The first gig of the year – nay, of the decade – was a bit of a late call… I’d been on to Marr’s Bar to see if I could get Logan into this rare “full band” outing from Nick Parker, one of his favourite folk/ punk/ pop travelling troubadours (particularly so, given that this gig was due to be recorded for a future “live” album), but the 14+ only stipulation was sadly immovable. Thereafter I’d just let it slip my mind, intending to take my little man to the pics instead to see “1917”, only to find on the day that this was a 15 certificate! D’oh!
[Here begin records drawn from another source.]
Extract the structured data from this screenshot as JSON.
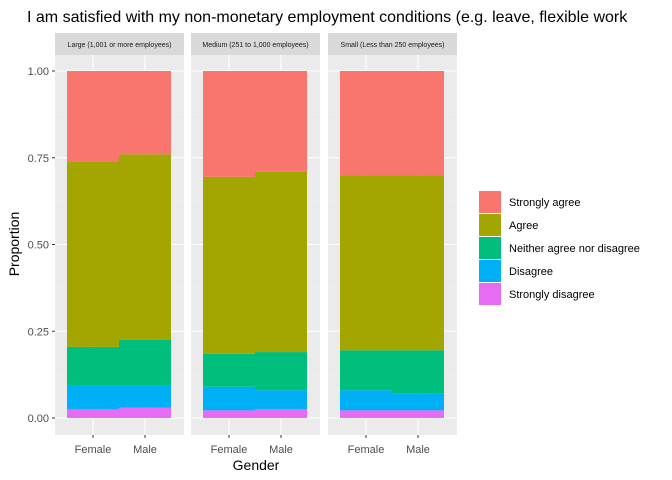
{
  "chart_data": {
    "type": "bar",
    "stacked": true,
    "title": "I am satisfied with my non-monetary employment conditions (e.g. leave, flexible work",
    "xlabel": "Gender",
    "ylabel": "Proportion",
    "ylim": [
      0,
      1
    ],
    "yticks": [
      0.0,
      0.25,
      0.5,
      0.75,
      1.0
    ],
    "ytick_labels": [
      "0.00",
      "0.25",
      "0.50",
      "0.75",
      "1.00"
    ],
    "categories": [
      "Female",
      "Male"
    ],
    "legend_position": "right",
    "grid": true,
    "legend": [
      {
        "name": "Strongly agree",
        "color": "#F8766D"
      },
      {
        "name": "Agree",
        "color": "#A3A500"
      },
      {
        "name": "Neither agree nor disagree",
        "color": "#00BF7D"
      },
      {
        "name": "Disagree",
        "color": "#00B0F6"
      },
      {
        "name": "Strongly disagree",
        "color": "#E76BF3"
      }
    ],
    "stack_order_bottom_to_top": [
      "Strongly disagree",
      "Disagree",
      "Neither agree nor disagree",
      "Agree",
      "Strongly agree"
    ],
    "facets": [
      {
        "label": "Large (1,001 or more employees)",
        "bars": [
          {
            "category": "Female",
            "values": {
              "Strongly disagree": 0.025,
              "Disagree": 0.07,
              "Neither agree nor disagree": 0.11,
              "Agree": 0.535,
              "Strongly agree": 0.26
            }
          },
          {
            "category": "Male",
            "values": {
              "Strongly disagree": 0.03,
              "Disagree": 0.065,
              "Neither agree nor disagree": 0.13,
              "Agree": 0.535,
              "Strongly agree": 0.24
            }
          }
        ]
      },
      {
        "label": "Medium (251 to 1,000 employees)",
        "bars": [
          {
            "category": "Female",
            "values": {
              "Strongly disagree": 0.022,
              "Disagree": 0.068,
              "Neither agree nor disagree": 0.095,
              "Agree": 0.51,
              "Strongly agree": 0.305
            }
          },
          {
            "category": "Male",
            "values": {
              "Strongly disagree": 0.025,
              "Disagree": 0.055,
              "Neither agree nor disagree": 0.11,
              "Agree": 0.52,
              "Strongly agree": 0.29
            }
          }
        ]
      },
      {
        "label": "Small (Less than 250 employees)",
        "bars": [
          {
            "category": "Female",
            "values": {
              "Strongly disagree": 0.022,
              "Disagree": 0.058,
              "Neither agree nor disagree": 0.115,
              "Agree": 0.505,
              "Strongly agree": 0.3
            }
          },
          {
            "category": "Male",
            "values": {
              "Strongly disagree": 0.022,
              "Disagree": 0.048,
              "Neither agree nor disagree": 0.125,
              "Agree": 0.505,
              "Strongly agree": 0.3
            }
          }
        ]
      }
    ]
  }
}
However, Facebook came to my rescue, as comments from both my friend Rich and his mate Terry confirmed their attendance, so I got a late ticket and invite from the boys to tag along!
An early pick-up for a late departure at 7.30 saw us hammer up the M5, double-quick time, and park up in a muddy car park just around the corner from the venue, after a couple of laps around the town centre. My first time at this one – indeed, my first ever gig in Worcester! – and this small, scuzzy venue was already well-attended by the Parker faithful. Nick was at the merch stand, gleefully shaking hands with all and sundry, announcing, “this is great – I know pretty much everyone here!” Indeed, it seemed as though the whole Parker massive had come out of hibernation for this one, as I ran into both fellow Swindonians Grant and his wife Lisa, and also Claire, who I’d ran into whilst chatting to Nick at Wickham Festival!
Anyway, first on were Abdoujaparov. My previous exposure to former Jamie Wednesday guitarist and Carter USM wingman Les “Fruitbat” Carter’s current musical project, at Shiiine On 2018 (gig 1,112), was less than impressive, so hopes weren’t high as a jovial Fruitbat led his charges through some early doors old school punk rock with unsurprising Carter USM-esque song structures and flippant, punnish wordplay. Indeed, an early number recalled “Heads Down No Nonsense Mindless Boogie” by obscure 70’s comedy punkers Alberto Y Los Trios Paranoias, and another had a “Dark Entries”-esque thrashy descending riff! I actually warmed to this set as Fruitbat seemed to be throwing the kitchen sink at it – a Ukranian-style jig-fest here, a Coral-esque sea shanty there, and a flippant but fun terrace chant about umbrellas being my set favourite. It felt a little overlong, but infinitely better than that Shiiine On debacle, a point I also made to Les himself at the end of the gig, also recalling those Jamie Wednesday days!
I took a wander down the front as Nick and The False Alarms – all 7 of them! – squeezed onto the cramped and busy stage, before kicking off a little early at 10 to 10 with the rousing Irish jig of “Never Been To Dublin” Straightaway this engendered a mass singalong from the Parker devotees, a state of affairs which pretty much continued all night, the gig feeling similar in atmosphere and general bonhomie to Gaz Brookfield’s “AGM of lovely people,” last time out. Nick himself sported a cheesy grin throughout, often remarking, “this is fun! Can we do this again next year?”, and threw himself into the performance, often laudably red-faced and sweating buckets for the cause, and looking after his congregation too, inquiring, “this is all good-natured, right?” every time an often violent mosh broke out.
“Make Yourself At Home” was a soaring, roof-raising early delight, “Down With The Yoof” a joyous ragged reel with some exemplary fiddle from the ubiquitous Ben Wain, and “Could We At Least Try” saw Nick and multi-instrumentalist Tom split the audience to fill out the harmony parts of song characters “Larissa” and “Sebastian”. However an amazing cover of Sugar’s classic popcore number “If I Can’t Change Your Mind” was a startling mid-set highlight, seeing me rock out like those 90’s Lev’s days to this irresistibly catchy number, which Nick and the boys did full justice to. Nick’s daughter Flo then joined him onstage to duet on a stark “Guess I’ll Never Know”, delivering a beautiful world-weary vocal well beyond her years. A couple of real contrasting numbers, but both stunning.
A couple of moshs broke out to later numbers, as I ran into a hairy specimen in the mosh wearing the same “B-Sydes” t-shirt as me (right down to the same purple colour!), grabbing ahold of him and shouting, “fuck me, it’s like looking in a mirror!” Les Carter then joined the False Alarms onstage (making that stage even more cramped!) for a run through of Carter USM’s “Only Living Boy In New Cross”, splendidly authentic right down to the pulsing beat and gabbling denouement. “Song For Suzy” finally rounded off a splendidly ragged-arsed, frantic yet totally fun singalong set, a damn fine way to kick off gigging year 2020!
After the aforementioned chat with Les and a quick word with a sweaty and elated Nick about Sugar, I located the boys and we headed off for an equally breakneck journey home. Shame Logan couldn’t join us for that, but actually that mosh might’ve been a bit much for him. So, glad I went – this may have been a late call, but t’was a great call!